Le nez dans les étoiles

Philae_over_a_comet_(crop)

Hier, 12 novembre, le robot Philae s’est posé sur la comète 67P/Churyumov-Gerasimenko, à quelques 600 millions de kilomètres de la Terre, grâce à la sonde Rosetta de l’Agence Spatiale Européenne. Et j’ai suivi l’événement en direct sur Internet ! Il faut dire que j’ai toujours été passionné par la conquête spatiale. Non seulement pour l’intérêt scientifique mais aussi pour sa dimension métaphysique, posant la question de la place de l’homme dans l’Univers ou de l’origine de la vie. Je n’étais pas né en juillet 1969 pour assister au premier pas de l’homme sur la Lune… mais je me souviens de l’épopée de la Navette Spatiale ou de l’aventure de la fusée Ariane.

Le nom de la sonde, Rosetta, a été choisi en référence à la pierre de Rosette qui a permis à Champollion de déchiffrer les hiéroglyphes. Quant à Philae, c’était le nom d’un obélisque qui comportait des inscriptions en grec et en hiéroglyphe et qui avait ensuite permis de compléter ces traductions. Avec Rosetta et Philae, les scientifiques espèrent décrypter non seulement le mystère des comètes mais aussi celui de l’origine de la vie sur la Terre. En effet, la vie est peut-être arrivée sur notre planète grâce à la collision de comètes avec la Terre.

Je dois dire que le fait de devoir « aller dans les étoiles » pour comprendre nos origines me plaît assez. Finalement, c’est bien vers le ciel que le croyant se tourne, depuis toujours, pour comprendre d’où il vient !

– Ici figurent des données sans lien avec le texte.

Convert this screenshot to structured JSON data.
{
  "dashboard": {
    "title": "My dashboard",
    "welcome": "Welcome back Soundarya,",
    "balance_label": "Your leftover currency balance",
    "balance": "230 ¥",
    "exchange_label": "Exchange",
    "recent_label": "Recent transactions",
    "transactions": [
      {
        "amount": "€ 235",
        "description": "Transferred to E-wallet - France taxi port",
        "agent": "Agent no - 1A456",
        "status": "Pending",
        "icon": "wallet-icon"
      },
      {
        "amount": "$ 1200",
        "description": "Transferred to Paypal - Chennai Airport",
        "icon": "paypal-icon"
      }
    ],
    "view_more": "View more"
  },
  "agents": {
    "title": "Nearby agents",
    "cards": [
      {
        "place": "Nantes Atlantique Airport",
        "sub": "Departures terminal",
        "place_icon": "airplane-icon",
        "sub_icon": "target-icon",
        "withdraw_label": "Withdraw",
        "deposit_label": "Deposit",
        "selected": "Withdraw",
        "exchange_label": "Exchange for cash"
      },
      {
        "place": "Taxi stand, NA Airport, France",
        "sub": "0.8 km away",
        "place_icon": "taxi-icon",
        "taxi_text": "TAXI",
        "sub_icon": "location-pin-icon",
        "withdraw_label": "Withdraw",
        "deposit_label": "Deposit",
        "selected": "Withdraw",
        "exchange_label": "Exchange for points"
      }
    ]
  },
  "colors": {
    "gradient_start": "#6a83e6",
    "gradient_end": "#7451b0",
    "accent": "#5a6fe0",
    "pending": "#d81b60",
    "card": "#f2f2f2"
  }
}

L’immensité de l’univers, les échelles de temps à peine imaginables que cela implique, la prise de conscience de cette poussière insignifiante que représente notre planète dans l’univers, tout cela ne fait qu’augmenter mon admiration de ce Dieu plus grand encore que l’univers, et qui pourtant s’est fait homme pour venir nous sauver. Évidemment, ici, ce n’est plus de la science mais de la foi… Mais la science ne peut-elle pas aussi contribuer à l’enthousiasme de ma foi ? Le nez dans les étoiles, la science et la foi peuvent finalement faire bon ménage !

L’auteur

Vincent Miéville est pasteur de l’EEL de Toulouse, président de la commission synodale de l’UEEL

À propos Vincent Miéville

Vincent Miéville est pasteur de l’EEL de Toulouse et président de la commission synodale de l’UEEL.

2 plusieurs commentaires

  1. Vincent Miéville

    Je ne suis pas d’accord avec vous, Daniel. Dire que la vie sur la Terre vient peut-être (ce n’est qu’une théorie) des comètes n’élimine pas l’idée d’un Dieu créateur ! C’est juste une tentative d’explication scientifique de la façon dont les choses ont pu se passer. Le Dieu créateur n’aurait-il pas pu utiliser des comètes (ou autre chose !) pour créer la vie sur Terre ? La science essaye de comprendre COMMENT les choses se sont passées. La foi discerne QUI est derrière le processus.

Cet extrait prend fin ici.